Ricordava in occasione del 15° anniversario della scomparsa Guglielmo Epifani, allora presidente della X Commissione della Camera: “Quella mattina, noi della Cgil venimmo presi da un duplice sentimento. Il primo fu di dolore, perché Massimo era stato un nostro collaboratore per tanti anni, il secondo di incredulità, perché non riuscivamo a capire chi potesse esser stato. Poi capimmo, e per noi fu chiaro che dovevamo reagire e reagimmo. Ancora oggi, 15 anni dopo, non possiamo abbassare la guardia. Perché la violenza è ancora nemica del dialogo, della razionalità, del senso dell’interesse generale. Per questo, anche oggi, la sua figura risulta un esempio fulgido di buon servizio al paese e di una persona onesta che cerca il bene comune”.

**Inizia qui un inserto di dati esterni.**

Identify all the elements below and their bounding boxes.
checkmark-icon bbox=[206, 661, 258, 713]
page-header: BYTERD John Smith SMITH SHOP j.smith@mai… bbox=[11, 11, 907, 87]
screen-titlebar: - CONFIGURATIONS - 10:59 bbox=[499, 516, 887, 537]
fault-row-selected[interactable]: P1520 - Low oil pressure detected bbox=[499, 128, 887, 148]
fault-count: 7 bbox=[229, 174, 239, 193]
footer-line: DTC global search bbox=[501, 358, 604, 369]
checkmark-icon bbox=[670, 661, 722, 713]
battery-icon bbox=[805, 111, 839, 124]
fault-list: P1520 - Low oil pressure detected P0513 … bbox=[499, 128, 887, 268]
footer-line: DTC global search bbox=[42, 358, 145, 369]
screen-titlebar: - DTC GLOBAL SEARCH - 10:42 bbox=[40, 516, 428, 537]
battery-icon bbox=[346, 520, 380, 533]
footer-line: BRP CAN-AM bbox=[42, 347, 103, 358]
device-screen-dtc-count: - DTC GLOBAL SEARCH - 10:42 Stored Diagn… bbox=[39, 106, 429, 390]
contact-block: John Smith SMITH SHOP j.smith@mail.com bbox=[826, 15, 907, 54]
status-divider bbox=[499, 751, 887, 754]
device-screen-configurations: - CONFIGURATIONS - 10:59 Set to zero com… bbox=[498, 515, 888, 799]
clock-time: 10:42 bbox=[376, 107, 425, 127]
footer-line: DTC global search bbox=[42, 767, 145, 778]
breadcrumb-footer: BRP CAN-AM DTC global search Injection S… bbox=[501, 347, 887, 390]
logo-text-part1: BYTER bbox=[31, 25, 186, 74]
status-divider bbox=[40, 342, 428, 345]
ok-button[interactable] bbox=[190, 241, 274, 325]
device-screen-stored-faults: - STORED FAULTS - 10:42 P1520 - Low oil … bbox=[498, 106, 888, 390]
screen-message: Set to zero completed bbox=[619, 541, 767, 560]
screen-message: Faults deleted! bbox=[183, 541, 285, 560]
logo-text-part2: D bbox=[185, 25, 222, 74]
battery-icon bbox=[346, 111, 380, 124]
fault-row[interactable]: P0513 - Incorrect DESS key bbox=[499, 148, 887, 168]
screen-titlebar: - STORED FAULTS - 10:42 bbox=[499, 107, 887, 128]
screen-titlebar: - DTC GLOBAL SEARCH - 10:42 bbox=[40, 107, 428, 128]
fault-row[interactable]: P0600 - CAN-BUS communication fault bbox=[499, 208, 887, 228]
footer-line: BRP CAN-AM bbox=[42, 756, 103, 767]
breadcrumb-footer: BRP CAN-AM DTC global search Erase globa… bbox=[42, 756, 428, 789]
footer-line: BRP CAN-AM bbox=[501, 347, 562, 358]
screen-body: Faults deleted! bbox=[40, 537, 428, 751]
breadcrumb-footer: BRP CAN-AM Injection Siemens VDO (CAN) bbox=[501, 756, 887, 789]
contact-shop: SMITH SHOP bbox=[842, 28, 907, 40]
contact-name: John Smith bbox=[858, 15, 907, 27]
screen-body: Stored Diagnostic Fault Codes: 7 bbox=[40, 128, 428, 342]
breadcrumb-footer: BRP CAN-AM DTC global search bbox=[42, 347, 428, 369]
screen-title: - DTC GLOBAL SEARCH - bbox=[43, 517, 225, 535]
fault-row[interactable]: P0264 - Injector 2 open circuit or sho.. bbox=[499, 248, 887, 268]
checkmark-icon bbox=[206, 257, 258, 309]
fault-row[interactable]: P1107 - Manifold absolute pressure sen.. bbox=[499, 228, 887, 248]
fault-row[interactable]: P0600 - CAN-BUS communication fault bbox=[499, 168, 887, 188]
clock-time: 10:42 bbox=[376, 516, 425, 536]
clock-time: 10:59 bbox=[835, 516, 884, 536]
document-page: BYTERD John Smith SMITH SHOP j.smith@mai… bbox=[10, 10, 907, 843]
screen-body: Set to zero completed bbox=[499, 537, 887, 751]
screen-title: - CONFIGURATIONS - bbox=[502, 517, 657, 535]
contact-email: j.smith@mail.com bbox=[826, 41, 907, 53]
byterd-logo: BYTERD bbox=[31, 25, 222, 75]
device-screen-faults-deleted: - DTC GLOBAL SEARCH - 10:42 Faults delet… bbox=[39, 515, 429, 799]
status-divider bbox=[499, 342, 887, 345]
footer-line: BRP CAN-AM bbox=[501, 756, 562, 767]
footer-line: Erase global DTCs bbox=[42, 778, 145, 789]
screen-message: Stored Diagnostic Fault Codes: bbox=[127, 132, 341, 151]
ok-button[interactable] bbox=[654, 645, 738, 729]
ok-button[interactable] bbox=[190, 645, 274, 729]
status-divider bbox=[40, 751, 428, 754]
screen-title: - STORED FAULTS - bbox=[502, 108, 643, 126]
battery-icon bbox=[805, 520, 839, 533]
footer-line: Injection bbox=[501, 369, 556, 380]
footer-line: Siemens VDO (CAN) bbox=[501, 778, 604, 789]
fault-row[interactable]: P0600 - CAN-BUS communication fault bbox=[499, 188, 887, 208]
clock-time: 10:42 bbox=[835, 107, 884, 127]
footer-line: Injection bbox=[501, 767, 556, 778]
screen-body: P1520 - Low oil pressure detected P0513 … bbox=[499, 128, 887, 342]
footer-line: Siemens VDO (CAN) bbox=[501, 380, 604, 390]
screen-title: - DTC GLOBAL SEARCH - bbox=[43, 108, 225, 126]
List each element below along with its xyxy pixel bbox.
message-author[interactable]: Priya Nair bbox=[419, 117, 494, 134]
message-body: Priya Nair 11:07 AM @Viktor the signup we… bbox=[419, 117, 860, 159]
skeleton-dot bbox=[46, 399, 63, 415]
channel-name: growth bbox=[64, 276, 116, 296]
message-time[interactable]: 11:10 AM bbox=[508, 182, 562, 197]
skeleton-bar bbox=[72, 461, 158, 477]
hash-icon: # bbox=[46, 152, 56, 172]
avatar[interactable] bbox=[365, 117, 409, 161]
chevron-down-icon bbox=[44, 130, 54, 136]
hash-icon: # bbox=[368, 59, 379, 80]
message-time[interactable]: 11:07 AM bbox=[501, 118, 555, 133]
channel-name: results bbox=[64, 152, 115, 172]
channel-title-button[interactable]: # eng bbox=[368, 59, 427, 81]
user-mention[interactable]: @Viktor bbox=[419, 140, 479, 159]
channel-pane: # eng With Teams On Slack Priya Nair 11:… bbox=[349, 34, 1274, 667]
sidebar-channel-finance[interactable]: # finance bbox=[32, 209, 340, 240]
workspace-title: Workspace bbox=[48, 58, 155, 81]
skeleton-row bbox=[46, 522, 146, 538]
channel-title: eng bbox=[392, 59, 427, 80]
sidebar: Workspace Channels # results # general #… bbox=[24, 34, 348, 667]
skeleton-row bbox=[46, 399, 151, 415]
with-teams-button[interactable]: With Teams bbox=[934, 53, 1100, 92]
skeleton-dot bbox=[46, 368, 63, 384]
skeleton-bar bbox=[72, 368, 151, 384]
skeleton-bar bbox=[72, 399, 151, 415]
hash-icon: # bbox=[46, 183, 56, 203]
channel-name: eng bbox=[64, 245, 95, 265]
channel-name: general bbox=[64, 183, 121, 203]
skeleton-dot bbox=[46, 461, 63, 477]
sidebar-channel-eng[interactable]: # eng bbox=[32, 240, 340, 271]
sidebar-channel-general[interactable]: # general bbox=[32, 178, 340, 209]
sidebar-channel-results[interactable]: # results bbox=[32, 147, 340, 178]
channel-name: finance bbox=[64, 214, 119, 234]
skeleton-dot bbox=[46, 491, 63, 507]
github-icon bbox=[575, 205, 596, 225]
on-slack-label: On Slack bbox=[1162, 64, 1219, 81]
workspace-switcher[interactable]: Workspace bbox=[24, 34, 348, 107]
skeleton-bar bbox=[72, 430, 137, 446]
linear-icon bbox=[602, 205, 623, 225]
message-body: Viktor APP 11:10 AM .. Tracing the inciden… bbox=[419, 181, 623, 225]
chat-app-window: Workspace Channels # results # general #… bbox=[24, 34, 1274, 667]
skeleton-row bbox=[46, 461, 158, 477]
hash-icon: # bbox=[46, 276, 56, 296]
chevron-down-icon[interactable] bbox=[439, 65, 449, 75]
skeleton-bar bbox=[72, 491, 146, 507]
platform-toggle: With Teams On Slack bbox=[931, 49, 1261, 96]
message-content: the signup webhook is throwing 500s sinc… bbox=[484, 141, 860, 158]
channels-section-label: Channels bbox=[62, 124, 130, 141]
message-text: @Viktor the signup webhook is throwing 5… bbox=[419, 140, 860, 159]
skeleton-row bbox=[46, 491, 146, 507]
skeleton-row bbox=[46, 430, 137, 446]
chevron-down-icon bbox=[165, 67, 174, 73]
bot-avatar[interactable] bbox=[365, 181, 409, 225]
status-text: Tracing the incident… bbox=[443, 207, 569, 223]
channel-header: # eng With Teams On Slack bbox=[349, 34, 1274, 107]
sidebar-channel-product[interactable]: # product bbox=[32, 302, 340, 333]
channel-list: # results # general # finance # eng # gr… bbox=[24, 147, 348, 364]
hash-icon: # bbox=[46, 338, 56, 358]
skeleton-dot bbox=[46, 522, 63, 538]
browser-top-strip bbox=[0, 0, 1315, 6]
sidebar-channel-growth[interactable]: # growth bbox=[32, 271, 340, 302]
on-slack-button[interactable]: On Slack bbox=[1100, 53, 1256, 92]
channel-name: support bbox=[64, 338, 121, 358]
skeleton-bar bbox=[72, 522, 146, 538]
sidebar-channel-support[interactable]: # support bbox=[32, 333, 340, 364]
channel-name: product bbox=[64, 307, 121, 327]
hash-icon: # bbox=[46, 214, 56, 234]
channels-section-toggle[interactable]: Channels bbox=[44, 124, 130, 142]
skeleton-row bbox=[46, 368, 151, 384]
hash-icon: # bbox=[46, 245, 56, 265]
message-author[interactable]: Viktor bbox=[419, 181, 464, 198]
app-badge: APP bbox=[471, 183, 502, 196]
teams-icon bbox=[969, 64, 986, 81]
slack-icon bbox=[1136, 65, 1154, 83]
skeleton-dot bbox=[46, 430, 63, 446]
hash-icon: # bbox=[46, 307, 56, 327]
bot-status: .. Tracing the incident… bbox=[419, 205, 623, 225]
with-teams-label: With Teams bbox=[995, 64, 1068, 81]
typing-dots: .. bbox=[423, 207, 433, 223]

“Il vile assassinio del professor Massimo D’Antona ha privato la nostra comunità nazionale di un serio riformatore, di un uomo del dialogo, di un’intelligenza al servizio del progresso civile, sempre attenta alle ragioni del lavoro - diceva due anni orsono il presidente della Repubblica Sergio Mattarella - La sua opera per un mondo del lavoro moderno e parte dello sforzo per la crescita del Paese, unita all’impegno per combattere le diseguaglianze e rimuovere gli ostacoli che frenano e limitano l’universalità dei diritti che la Costituzione sancisce, costituisce patrimonio comune”.
Un patrimonio comune da salvaguardare e conservare, oggi più che mai.